My friend Michael was homeless for some time while living in Orlando, Florida. He lived in a tent in a patch of woods at the intersection of Colonial and Forsythe. He and his homeless neighbors shared whatever food and supplies they had with one another. Every Saturday, the homeless community in his neck of the woods shared a meal when a Hispanic/Latino church brought them food. Those without a home gathered together over a shared meal.
Friends who have traversed the poorest parts of the world have shared how deeply moved they were by the hospitality of those who had next to nothing—who offered whatever meal they could scrape together in order to honor their guests. Sometimes it was simply a piece of prized fruit. What we call “home” comes in all shapes and sizes.

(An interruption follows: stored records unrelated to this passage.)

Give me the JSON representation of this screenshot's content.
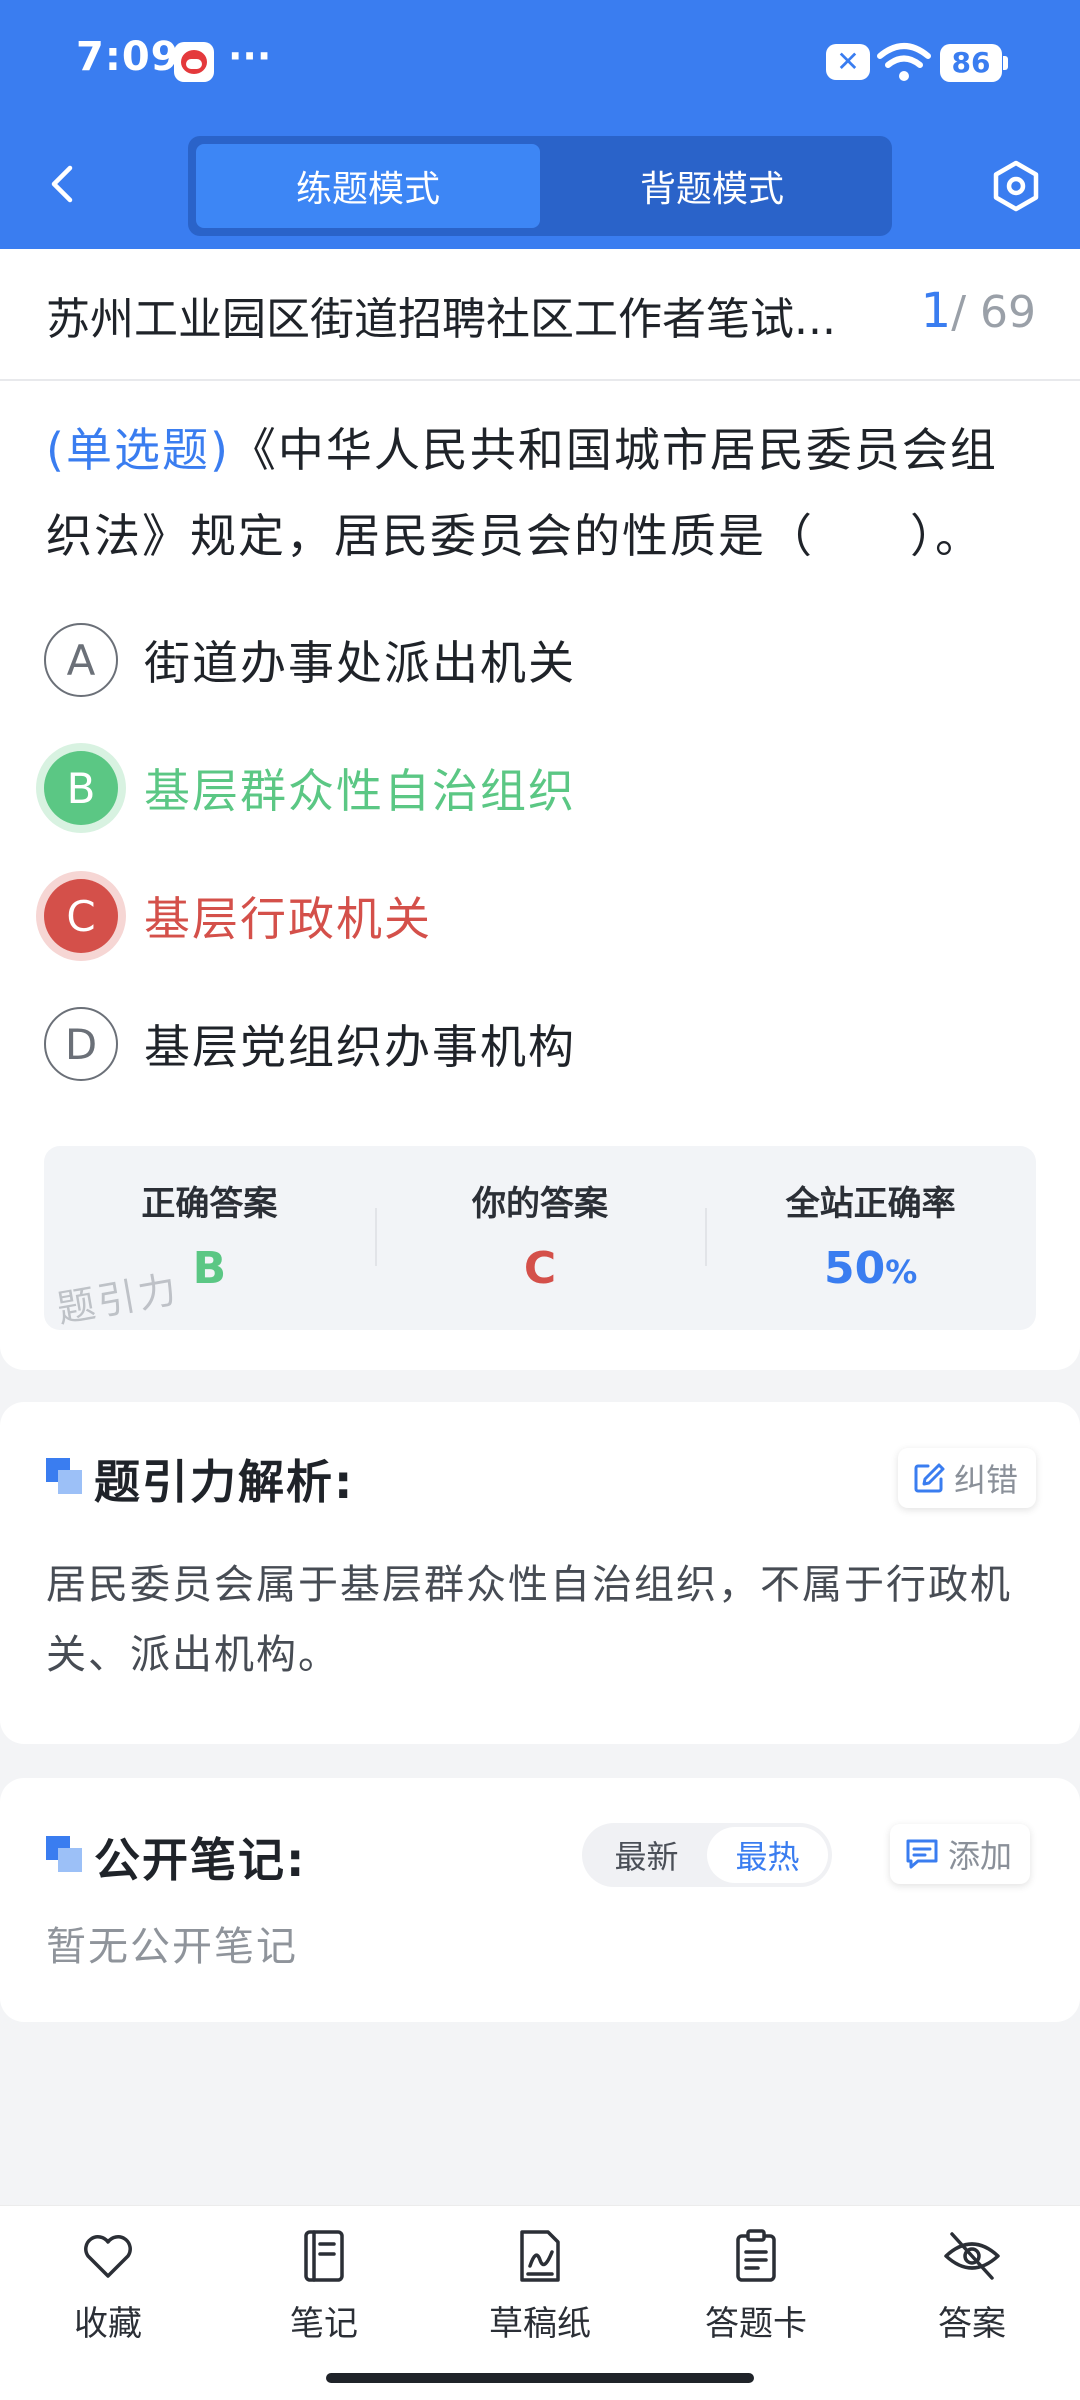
{
  "status_bar": {
    "time": "7:09",
    "dots": "···",
    "notification_badge": "✕",
    "battery": "86"
  },
  "header": {
    "tabs": [
      {
        "label": "练题模式",
        "active": true
      },
      {
        "label": "背题模式",
        "active": false
      }
    ],
    "accent_color": "#3a7df0"
  },
  "title_row": {
    "exam_title": "苏州工业园区街道招聘社区工作者笔试...",
    "current": "1",
    "total": "/ 69"
  },
  "question": {
    "type_label": "(单选题)",
    "text": "《中华人民共和国城市居民委员会组织法》规定，居民委员会的性质是（　　）。",
    "options": [
      {
        "letter": "A",
        "text": "街道办事处派出机关",
        "state": "normal"
      },
      {
        "letter": "B",
        "text": "基层群众性自治组织",
        "state": "correct"
      },
      {
        "letter": "C",
        "text": "基层行政机关",
        "state": "wrong"
      },
      {
        "letter": "D",
        "text": "基层党组织办事机构",
        "state": "normal"
      }
    ]
  },
  "answer_summary": {
    "correct_label": "正确答案",
    "correct_value": "B",
    "yours_label": "你的答案",
    "yours_value": "C",
    "rate_label": "全站正确率",
    "rate_value": "50",
    "rate_unit": "%",
    "watermark": "题引力"
  },
  "analysis": {
    "title": "题引力解析:",
    "report_label": "纠错",
    "text": "居民委员会属于基层群众性自治组织，不属于行政机关、派出机构。"
  },
  "notes": {
    "title": "公开笔记:",
    "sort_options": [
      {
        "label": "最新",
        "active": false
      },
      {
        "label": "最热",
        "active": true
      }
    ],
    "add_label": "添加",
    "empty_text": "暂无公开笔记"
  },
  "bottom_bar": [
    {
      "label": "收藏",
      "icon": "heart-icon"
    },
    {
      "label": "笔记",
      "icon": "notebook-icon"
    },
    {
      "label": "草稿纸",
      "icon": "draft-paper-icon"
    },
    {
      "label": "答题卡",
      "icon": "answer-sheet-icon"
    },
    {
      "label": "答案",
      "icon": "eye-off-icon"
    }
  ],
  "colors": {
    "correct": "#5bc784",
    "wrong": "#d4504a",
    "accent": "#3a7df0"
  }
}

God doesn’t judge the way we do. First Samuel 16:7 tells us, “People judge by outward appearance, but the Lord looks at the heart.” Loving our neighbors has nothing to do with how much money we have or with how big our homes are. We don’t even need a home. A generous and hospitable spirit is what matters. What matters is our presence. Invite our neighbors into our space and eat a meal with them (as long as it is safe to do so). Include the poor, the disabled, the lame, the blind, and others who are different from us—the “tax collectors and sinners” who for some reason might not be able to return the invitation. That’s obeying Jesus by loving our neighbors (see luke 14:13–14). When we do that, not only are we tearing down the walls that divide us, Jesus tells us that we will be richly rewarded at the resurrection of the righteous (v. 14).

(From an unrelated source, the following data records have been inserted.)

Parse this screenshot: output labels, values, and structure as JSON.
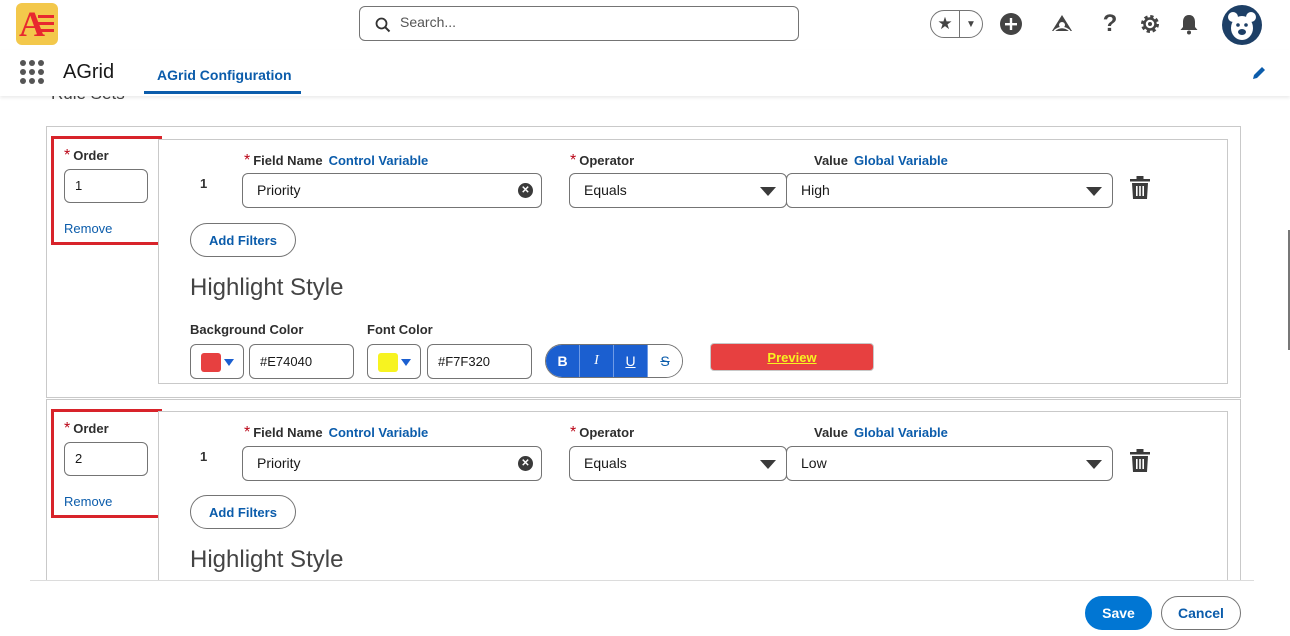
{
  "header": {
    "search_placeholder": "Search...",
    "app_name": "AGrid",
    "active_tab": "AGrid Configuration"
  },
  "section": {
    "title": "Rule Sets"
  },
  "labels": {
    "order": "Order",
    "remove": "Remove",
    "field_name": "Field Name",
    "control_variable": "Control Variable",
    "operator": "Operator",
    "value": "Value",
    "global_variable": "Global Variable",
    "add_filters": "Add Filters",
    "highlight_style": "Highlight Style",
    "background_color": "Background Color",
    "font_color": "Font Color",
    "preview": "Preview"
  },
  "rules": [
    {
      "order": "1",
      "filter_index": "1",
      "field": "Priority",
      "operator": "Equals",
      "value": "High",
      "background_hex": "#E74040",
      "font_hex": "#F7F320",
      "background_color": "#e74040",
      "font_color": "#f7f320"
    },
    {
      "order": "2",
      "filter_index": "1",
      "field": "Priority",
      "operator": "Equals",
      "value": "Low"
    }
  ],
  "format_buttons": {
    "bold": "B",
    "italic": "I",
    "underline": "U",
    "strike": "S"
  },
  "footer": {
    "save": "Save",
    "cancel": "Cancel"
  },
  "icons": [
    "search-icon",
    "star-icon",
    "chevron-down-icon",
    "add-icon",
    "trailhead-icon",
    "help-icon",
    "setup-gear-icon",
    "bell-icon",
    "avatar",
    "app-launcher-icon",
    "edit-pencil-icon",
    "clear-icon",
    "trash-icon"
  ]
}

Of course, not all of our neighbors will respond to our invitation, just like not everyone will respond to God’s invitation to the most lavish of feasts that will occur at the end of the age—as highlighted in the parable of the great banquet. In that parable, a man threw a huge party. He sent out tons of invitations but those initially invited made all sorts of excuses about why they couldn’t attend. He ended up inviting whoever would come—even people he didn’t know (luke 14:15–24). We shouldn’t be discouraged if our invitations are declined. Some won’t be interested and others will be busy. That’s okay. By extending the invitation, we’re opening the door for others to share in what God has given us.